For the first three months after we rolled out AI coding tools, my advice to engineers who asked how to get started was: "just try it on your next task." That advice was well-intentioned and almost completely useless.

The problem with "just try it"

"Just try it" puts the entire cognitive load on the learner. They have to pick a task, figure out the tool's interface, formulate a useful prompt, evaluate the output, and decide whether it was worth the effort — all at once, while also trying to do their actual job. Most people, reasonably, tried it once on a vague task, got a mediocre result, and moved on.

Our internal survey showed about 30% regular usage after that first quarter. Disappointing, but predictable in hindsight.

The failing test approach

We changed the approach for the next pilot group of 25 engineers. Instead of open-ended exploration, we gave each person a very specific exercise:

  1. Clone this repo (a real internal service, not a toy).
  2. Check out this branch. There is one failing test.
  3. Use Claude Code to make it pass. You have 30 minutes.

That is it. No slides about prompt engineering. No lecture on what LLMs are. No demo of all the features.
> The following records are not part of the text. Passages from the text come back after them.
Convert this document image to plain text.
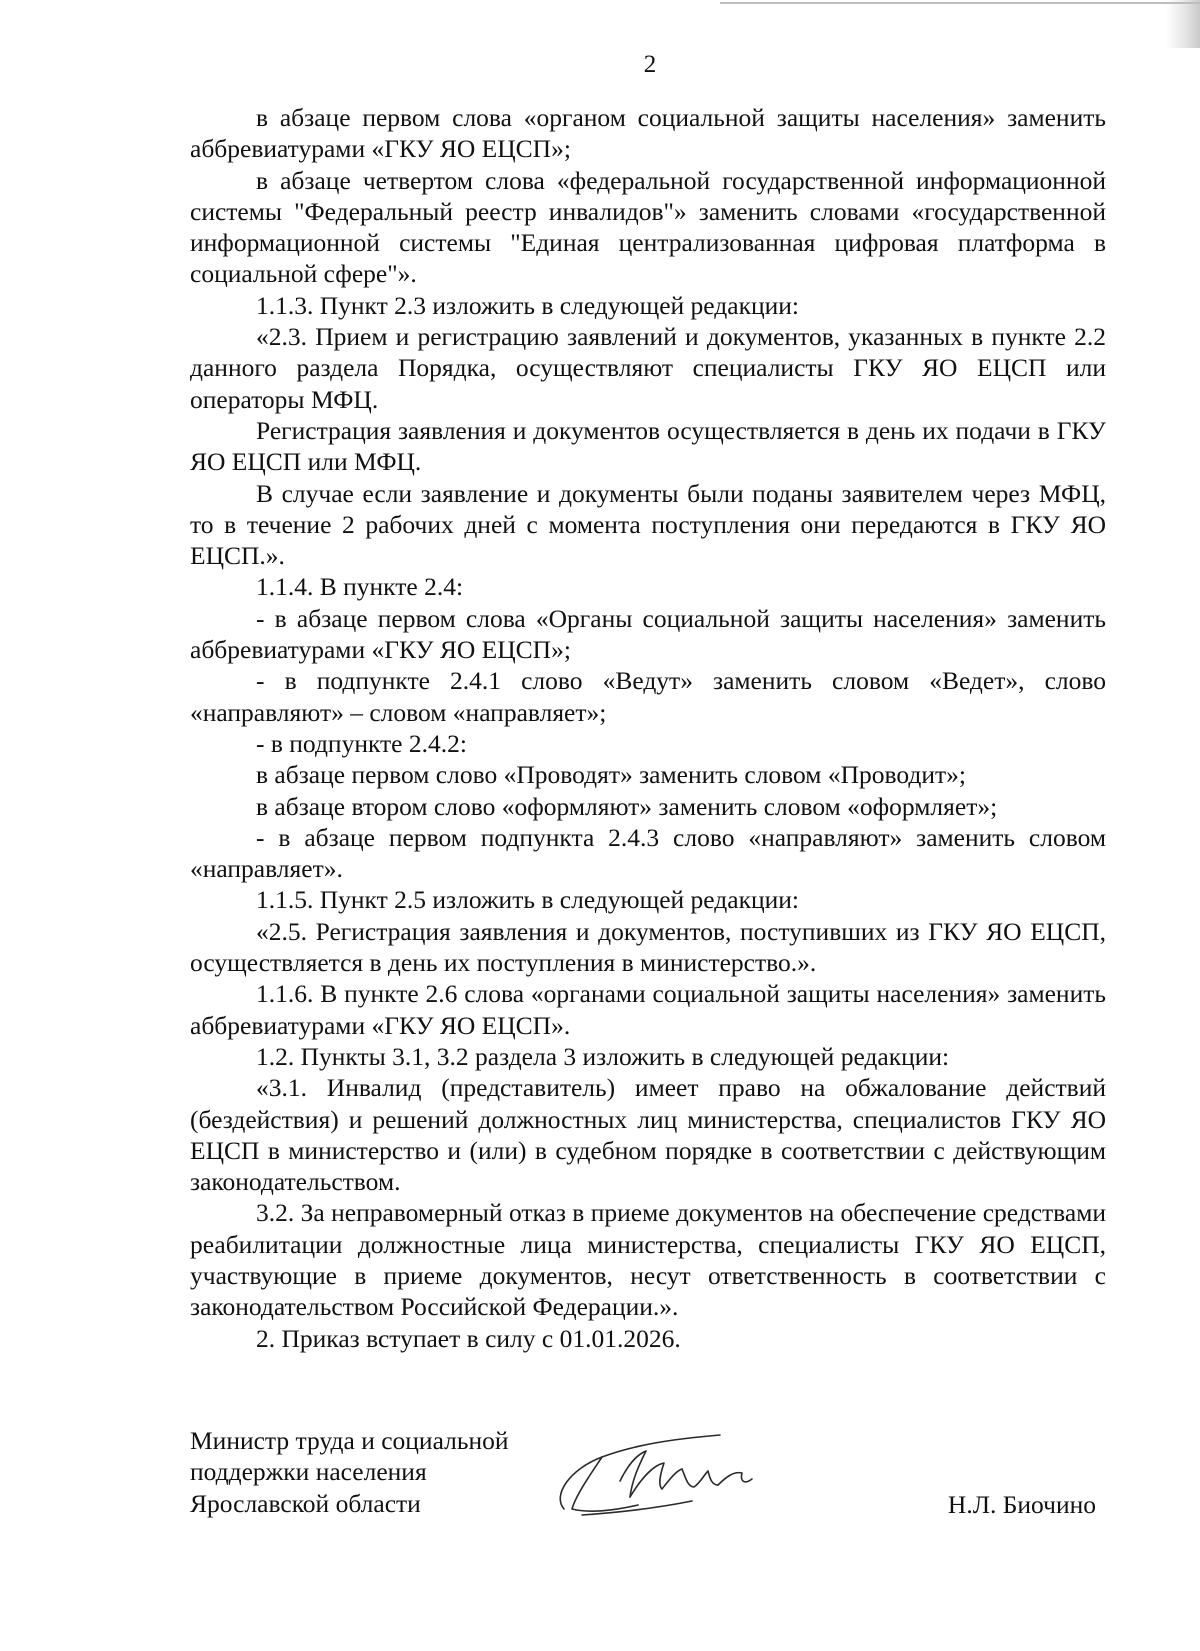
2

в абзаце первом слова «органом социальной защиты населения» заменить аббревиатурами «ГКУ ЯО ЕЦСП»;

в абзаце четвертом слова «федеральной государственной информационной системы "Федеральный реестр инвалидов"» заменить словами «государственной информационной системы "Единая централизованная цифровая платформа в социальной сфере"».

1.1.3. Пункт 2.3 изложить в следующей редакции:

«2.3. Прием и регистрацию заявлений и документов, указанных в пункте 2.2 данного раздела Порядка, осуществляют специалисты ГКУ ЯО ЕЦСП или операторы МФЦ.

Регистрация заявления и документов осуществляется в день их подачи в ГКУ ЯО ЕЦСП или МФЦ.

В случае если заявление и документы были поданы заявителем через МФЦ, то в течение 2 рабочих дней с момента поступления они передаются в ГКУ ЯО ЕЦСП.».

1.1.4. В пункте 2.4:

- в абзаце первом слова «Органы социальной защиты населения» заменить аббревиатурами «ГКУ ЯО ЕЦСП»;

- в подпункте 2.4.1 слово «Ведут» заменить словом «Ведет», слово «направляют» – словом «направляет»;

- в подпункте 2.4.2:

в абзаце первом слово «Проводят» заменить словом «Проводит»;

в абзаце втором слово «оформляют» заменить словом «оформляет»;

- в абзаце первом подпункта 2.4.3 слово «направляют» заменить словом «направляет».

1.1.5. Пункт 2.5 изложить в следующей редакции:

«2.5. Регистрация заявления и документов, поступивших из ГКУ ЯО ЕЦСП, осуществляется в день их поступления в министерство.».

1.1.6. В пункте 2.6 слова «органами социальной защиты населения» заменить аббревиатурами «ГКУ ЯО ЕЦСП».

1.2. Пункты 3.1, 3.2 раздела 3 изложить в следующей редакции:

«3.1. Инвалид (представитель) имеет право на обжалование действий (бездействия) и решений должностных лиц министерства, специалистов ГКУ ЯО ЕЦСП в министерство и (или) в судебном порядке в соответствии с действующим законодательством.

3.2. За неправомерный отказ в приеме документов на обеспечение средствами реабилитации должностные лица министерства, специалисты ГКУ ЯО ЕЦСП, участвующие в приеме документов, несут ответственность в соответствии с законодательством Российской Федерации.».

2. Приказ вступает в силу с 01.01.2026.

Министр труда и социальной
поддержки населения
Ярославской области	Н.Л. Биочино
Just: here is a broken thing, here is a tool, fix it.

Why this works

The failing test removes every source of friction that "just try it" introduces:

  • Task selection is done for you. You do not have to decide what to try the tool on.
  • Success criteria are clear. The test passes or it does not. No ambiguity about whether the tool "helped."
  • Scope is constrained. You are not trying to rewrite a service. You are making one test pass. The cognitive overhead is low enough that you can focus on learning the tool.
  • The codebase is real. This is not a contrived example. It is production code in a language and framework the engineer already knows. The patterns they learn transfer directly to their work.

The results

Four weeks after the lab, 80% of that pilot group was using Claude Code at least weekly. That is not a typo — we went from 30% with "just try it" to 80% with a single structured exercise.

The engineers told us what changed. Almost all of them said the same thing: "I did not understand what it was good at until I used it on a real task with a clear goal." One staff engineer put it well: "I thought it was autocomplete. The lab showed me it is more like a junior dev who is really fast at reading docs."

How to build your own version

You do not need to buy our platform to do this. Pick an internal repo with good test coverage. Write a small, self-contained failing test — something that requires reading existing code, understanding a pattern, and writing 20-50 lines. Bring five engineers into a room with their laptops for an hour. Walk them through the first two minutes, then let them work. Have one facilitator who has done it before available for questions.

That single hour will produce more adoption than any number of "lunch and learn" demos or Slack messages saying "Claude Code is available, go try it."

The insight is not complicated: people learn tools by using them on constrained, real problems. Not by being told the tools are good.